Ars Technica has crunched the numbers, and reached the conclusion that if Charter Communications is allowed to buy cable systems owned by Time Warner and Bright House, it will end up with monopoly control of 25 Mbps down/3 Mbps up broadband service for about a quarter of U.S. households, and that when combined with Comcast’s footprint, service to the majority of homes will be controlled by one of two companies…
Charter said in November that it would serve 23 percent of the nation’s 25Mbps-and-up broadband subscribers if it can buy TWC and BHN. Comcast has about 47.6 percent based on our calculations, pushing the two companies’ total over 70 percent. The vast majority of Comcast subscribers have speeds of at least 25Mbps…
Charter’s “less than 30 percent” quote came in May 2015, and the company followed up with its more precise estimate of 23 percent in December.
A Charter spokesperson told Ars that it calculated the 23 percent estimate by comparing the merging companies’ December 2014 subscriber numbers to the December 2014 FCC data, so that means the expanded Charter would have about 9.58 million subscribers with 25Mbps speeds.

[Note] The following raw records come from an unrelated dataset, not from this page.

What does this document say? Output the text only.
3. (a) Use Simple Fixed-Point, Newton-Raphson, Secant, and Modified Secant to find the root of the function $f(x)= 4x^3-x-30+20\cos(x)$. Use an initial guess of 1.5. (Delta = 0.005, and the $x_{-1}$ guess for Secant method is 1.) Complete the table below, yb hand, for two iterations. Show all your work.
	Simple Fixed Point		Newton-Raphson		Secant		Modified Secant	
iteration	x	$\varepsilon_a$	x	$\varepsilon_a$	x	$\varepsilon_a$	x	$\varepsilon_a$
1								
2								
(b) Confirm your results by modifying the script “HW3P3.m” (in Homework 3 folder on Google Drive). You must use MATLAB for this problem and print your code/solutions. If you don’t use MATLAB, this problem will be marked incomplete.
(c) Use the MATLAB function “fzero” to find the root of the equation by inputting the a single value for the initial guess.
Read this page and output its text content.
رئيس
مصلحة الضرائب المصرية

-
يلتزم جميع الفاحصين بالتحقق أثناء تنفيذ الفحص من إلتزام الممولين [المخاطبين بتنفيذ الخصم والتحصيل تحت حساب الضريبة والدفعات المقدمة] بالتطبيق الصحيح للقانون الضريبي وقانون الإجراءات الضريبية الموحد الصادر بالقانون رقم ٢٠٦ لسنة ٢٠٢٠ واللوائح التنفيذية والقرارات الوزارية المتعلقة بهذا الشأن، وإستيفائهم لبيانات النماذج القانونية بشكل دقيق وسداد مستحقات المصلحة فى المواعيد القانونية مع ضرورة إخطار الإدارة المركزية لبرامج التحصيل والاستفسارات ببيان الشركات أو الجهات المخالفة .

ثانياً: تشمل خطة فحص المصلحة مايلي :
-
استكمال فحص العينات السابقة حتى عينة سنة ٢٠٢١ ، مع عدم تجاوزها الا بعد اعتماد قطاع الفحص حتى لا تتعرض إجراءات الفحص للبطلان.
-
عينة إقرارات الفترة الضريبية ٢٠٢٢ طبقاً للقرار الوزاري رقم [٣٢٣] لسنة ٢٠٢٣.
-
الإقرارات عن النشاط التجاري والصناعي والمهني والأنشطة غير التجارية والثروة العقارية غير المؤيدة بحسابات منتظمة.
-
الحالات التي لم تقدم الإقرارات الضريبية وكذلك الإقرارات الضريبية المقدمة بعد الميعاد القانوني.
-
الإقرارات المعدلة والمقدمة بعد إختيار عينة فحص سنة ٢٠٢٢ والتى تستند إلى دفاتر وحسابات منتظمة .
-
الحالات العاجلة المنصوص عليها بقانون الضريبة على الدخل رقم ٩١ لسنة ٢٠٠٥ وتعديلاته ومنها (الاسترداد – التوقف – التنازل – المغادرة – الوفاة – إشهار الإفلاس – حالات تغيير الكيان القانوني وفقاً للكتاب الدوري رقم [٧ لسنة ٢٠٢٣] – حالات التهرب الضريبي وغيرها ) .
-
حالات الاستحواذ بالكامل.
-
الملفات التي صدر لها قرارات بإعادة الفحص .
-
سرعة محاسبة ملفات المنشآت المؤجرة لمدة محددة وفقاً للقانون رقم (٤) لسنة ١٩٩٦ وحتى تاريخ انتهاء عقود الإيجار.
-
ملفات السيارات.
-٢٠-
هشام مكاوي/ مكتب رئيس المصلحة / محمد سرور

That benchmark was set by the Federal Communications Commission as the minimum speed necessary to make use of advanced, 21st century applications, content and other broadband-delivered services.
On the other hand, 70% isn’t as bad as 90%, which is the figure that opponents of the Charter transaction are citing. The Ars Technica article attributes the difference to older data used by the coalition of groups that want the deal killed.
In California though, the figure is likely to be in the 80% range. The estimate made during last year’s review of Comcast’s failed buyout of Charter, Time Warner and Bright House systems in California was 84% control of the high speed market, and newer figures calculated during the review of the current Charter proposal indicate not much has changed here.